September was the horror month and for a chosen few April will be, as Eliot wrote, “the cruelest month.” On the 18th, in a secluded room in Princeton, New Jersey, the families of the forty passengers and crew members killed in the terrorist crash of United Flight 93 in Pennsylvania will hear the onboard voice recording of the last 30 minutes of the flight.
The FBI had resisted the first request of the survivors to hear the tape, but finally relented and agreed to the private playing. Those who have heard it or read the transcript say it reveals little of the drama aboard except for the last few minutes. One of the hijackers is heard to shout, “They’re coming.” Presumably a warning that four passengers and two flight attendants were coming down the aisle to try and wrest control of the cockpit from the four who had overcome the pilots. As we know, cell phone conversations from loved ones on the ground had told some passengers the grim reality: that other commandeered planes had struck the World Trade Center and the Pentagon.
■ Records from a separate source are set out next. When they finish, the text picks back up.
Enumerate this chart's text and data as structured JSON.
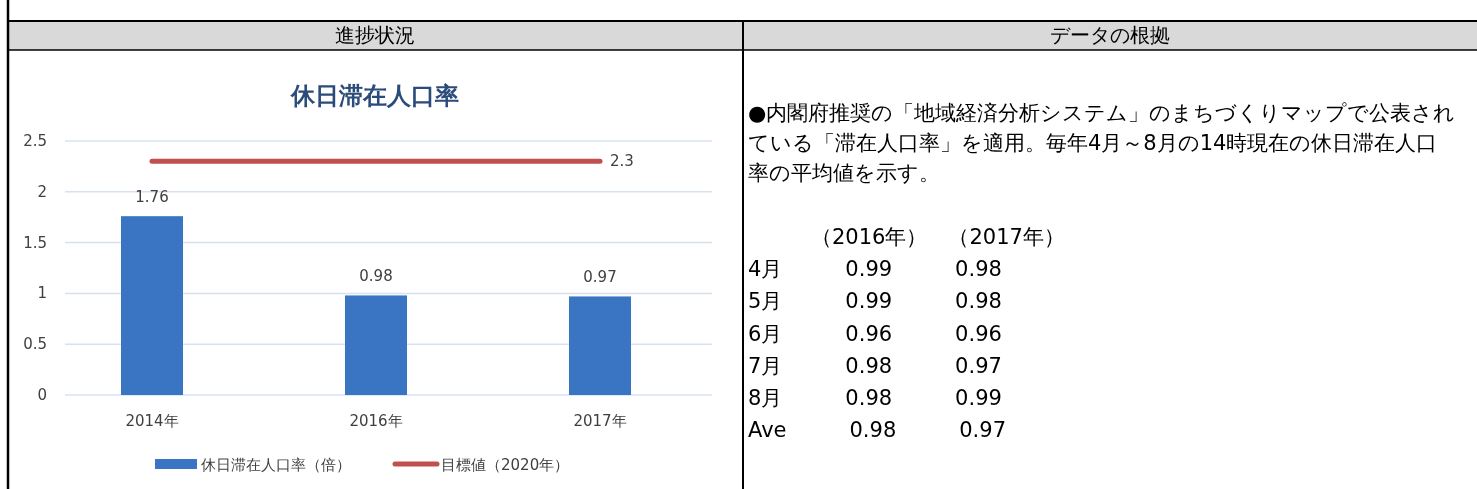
{
  "chart_data": [
    {
      "type": "bar",
      "title": "休日滞在人口率",
      "annotations": [
        "進捗状況"
      ],
      "categories": [
        "2014年",
        "2016年",
        "2017年"
      ],
      "series": [
        {
          "name": "休日滞在人口率（倍）",
          "type": "bar",
          "color": "#3a75c4",
          "values": [
            1.76,
            0.98,
            0.97
          ],
          "value_labels": [
            "1.76",
            "0.98",
            "0.97"
          ]
        },
        {
          "name": "目標値（2020年）",
          "type": "line",
          "color": "#c0504d",
          "values": [
            2.3,
            2.3,
            2.3
          ],
          "value_labels": [
            null,
            null,
            "2.3"
          ]
        }
      ],
      "ylim": [
        0,
        2.5
      ],
      "yticks": [
        0,
        0.5,
        1,
        1.5,
        2,
        2.5
      ],
      "grid": "y",
      "legend": "bottom",
      "marker": "none"
    },
    {
      "type": "other",
      "title": "データの根拠",
      "annotations": [
        "●内閣府推奨の「地域経済分析システム」のまちづくりマップで公表されている「滞在人口率」を適用。毎年4月～8月の14時現在の休日滞在人口率の平均値を示す。",
        "　　　（2016年）　（2017年）",
        "4月　　　0.99　　　0.98",
        "5月　　　0.99　　　0.98",
        "6月　　　0.96　　　0.96",
        "7月　　　0.98　　　0.97",
        "8月　　　0.98　　　0.99",
        "Ave　　　0.98　　　0.97"
      ]
    }
  ]
}
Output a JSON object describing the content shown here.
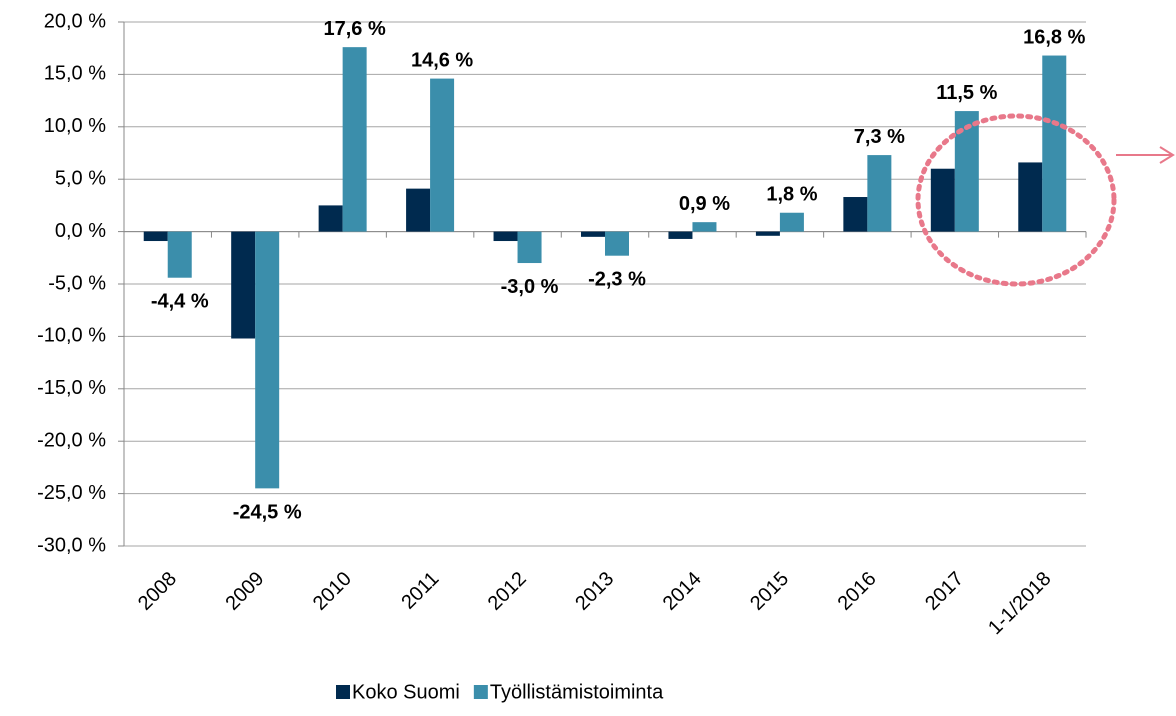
{
  "chart_data": {
    "type": "bar",
    "categories": [
      "2008",
      "2009",
      "2010",
      "2011",
      "2012",
      "2013",
      "2014",
      "2015",
      "2016",
      "2017",
      "1-1/2018"
    ],
    "series": [
      {
        "name": "Koko Suomi",
        "color": "#002a4f",
        "values": [
          -0.9,
          -10.2,
          2.5,
          4.1,
          -0.9,
          -0.5,
          -0.7,
          -0.4,
          3.3,
          6.0,
          6.6
        ]
      },
      {
        "name": "Työllistämistoiminta",
        "color": "#3b8eab",
        "values": [
          -4.4,
          -24.5,
          17.6,
          14.6,
          -3.0,
          -2.3,
          0.9,
          1.8,
          7.3,
          11.5,
          16.8
        ],
        "value_labels": [
          "-4,4 %",
          "-24,5 %",
          "17,6 %",
          "14,6 %",
          "-3,0 %",
          "-2,3 %",
          "0,9 %",
          "1,8 %",
          "7,3 %",
          "11,5 %",
          "16,8 %"
        ]
      }
    ],
    "ylim": [
      -30,
      20
    ],
    "yticks": [
      {
        "value": -30,
        "label": "-30,0 %"
      },
      {
        "value": -25,
        "label": "-25,0 %"
      },
      {
        "value": -20,
        "label": "-20,0 %"
      },
      {
        "value": -15,
        "label": "-15,0 %"
      },
      {
        "value": -10,
        "label": "-10,0 %"
      },
      {
        "value": -5,
        "label": "-5,0 %"
      },
      {
        "value": 0,
        "label": "0,0 %"
      },
      {
        "value": 5,
        "label": "5,0 %"
      },
      {
        "value": 10,
        "label": "10,0 %"
      },
      {
        "value": 15,
        "label": "15,0 %"
      },
      {
        "value": 20,
        "label": "20,0 %"
      }
    ],
    "grid": true
  }
}
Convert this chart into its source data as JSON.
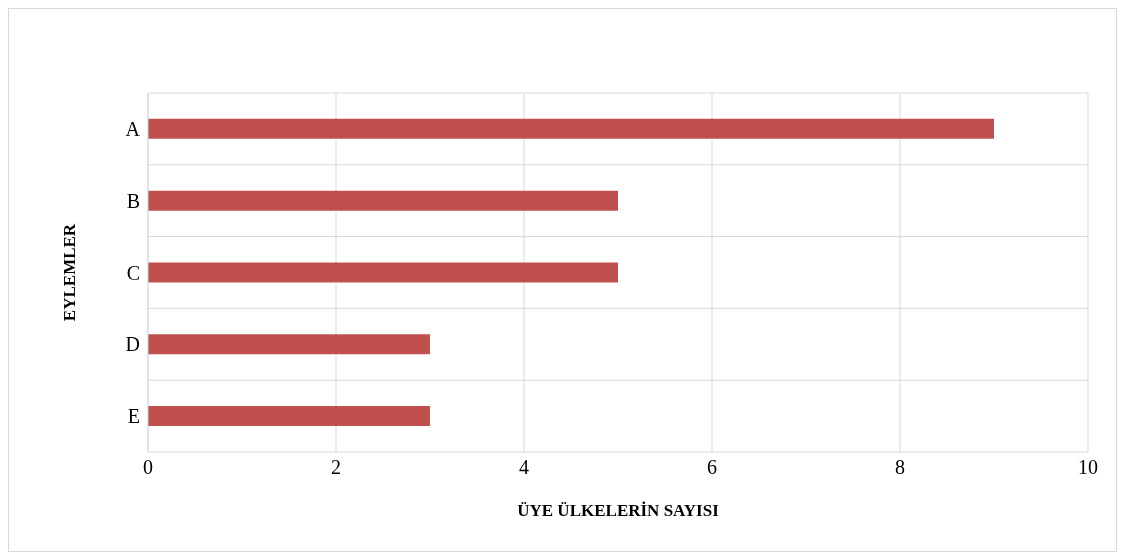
{
  "chart_data": {
    "type": "bar",
    "orientation": "horizontal",
    "categories": [
      "A",
      "B",
      "C",
      "D",
      "E"
    ],
    "values": [
      9,
      5,
      5,
      3,
      3
    ],
    "color": "#c0504d",
    "xlim": [
      0,
      10
    ],
    "xticks": [
      0,
      2,
      4,
      6,
      8,
      10
    ],
    "xlabel": "ÜYE ÜLKELERİN SAYISI",
    "ylabel": "EYLEMLER",
    "grid": true
  }
}
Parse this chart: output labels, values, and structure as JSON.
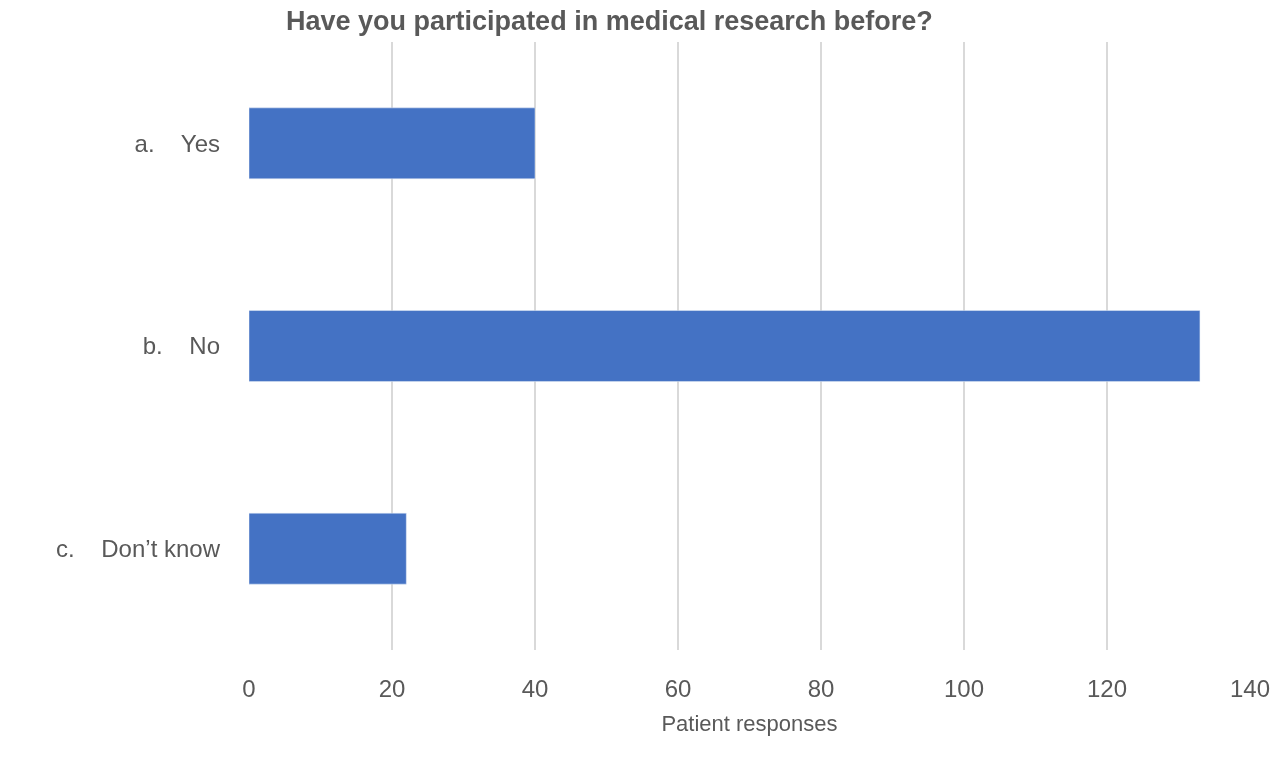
{
  "chart_data": {
    "type": "bar",
    "orientation": "horizontal",
    "title": "Have you participated in medical research before?",
    "categories": [
      "a.    Yes",
      "b.    No",
      "c.    Don’t know"
    ],
    "values": [
      40,
      133,
      22
    ],
    "color": "#4472c4",
    "xlabel": "Patient responses",
    "xlim": [
      0,
      140
    ],
    "xticks": [
      0,
      20,
      40,
      60,
      80,
      100,
      120,
      140
    ],
    "grid": "x"
  }
}
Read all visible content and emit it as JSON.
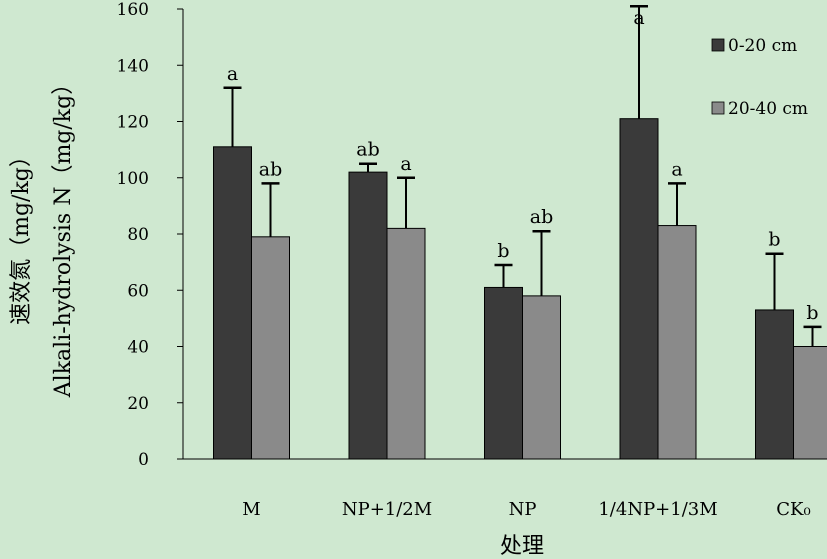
{
  "chart_data": {
    "type": "bar",
    "categories": [
      "M",
      "NP+1/2M",
      "NP",
      "1/4NP+1/3M",
      "CK₀"
    ],
    "series": [
      {
        "name": "0-20 cm",
        "color": "#3a3a3a",
        "values": [
          111,
          102,
          61,
          121,
          53
        ],
        "errors": [
          21,
          3,
          8,
          40,
          20
        ],
        "labels": [
          "a",
          "ab",
          "b",
          "a",
          "b"
        ]
      },
      {
        "name": "20-40 cm",
        "color": "#8a8a8a",
        "values": [
          79,
          82,
          58,
          83,
          40
        ],
        "errors": [
          19,
          18,
          23,
          15,
          7
        ],
        "labels": [
          "ab",
          "a",
          "ab",
          "a",
          "b"
        ]
      }
    ],
    "ylim": [
      0,
      160
    ],
    "yticks": [
      0,
      20,
      40,
      60,
      80,
      100,
      120,
      140,
      160
    ],
    "ylabel_cn": "速效氮（mg/kg）",
    "ylabel_en": "Alkali-hydrolysis N（mg/kg）",
    "xlabel": "处理",
    "legend_position": "top-right",
    "grid": false
  }
}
On the voice tape there is the sound of scuffling, a woman begs for her life, several cries of “Allah is great!” and what may be dishes smashing, a throat-like gurgling, and the warning tones generated when an aircraft exceeds safe speed for its altitude. Sounds picked up from the pilots’ headsets and a cockpit roof microphone. All subject to interpretation. And now all to be listened to by loved ones straining to detect a voice somewhere in the jumble of noise that might have been — well, could have been, might have been. And mental pictures of where he or she was sitting when the sound was heard, a straining, hopeless reconstruction of unspeakable moments.
The true story of flight 93 is not on this tape. It is in the conversations, many of them, on cell phones between passengers and loved ones. Last words of devotion, the Lord’s Prayer, and decision. Passenger Todd Beamer’s immortalized words heard on the phone he had just put down: “Are you guys ready? Let’s roll.”
The decision to travel to Princeton and to be transported back into the September skies of Pennsylvania is a personal one and not subject to interpretation by any outsider.
Outsiders can do but one thing on April 18: pray that it helps.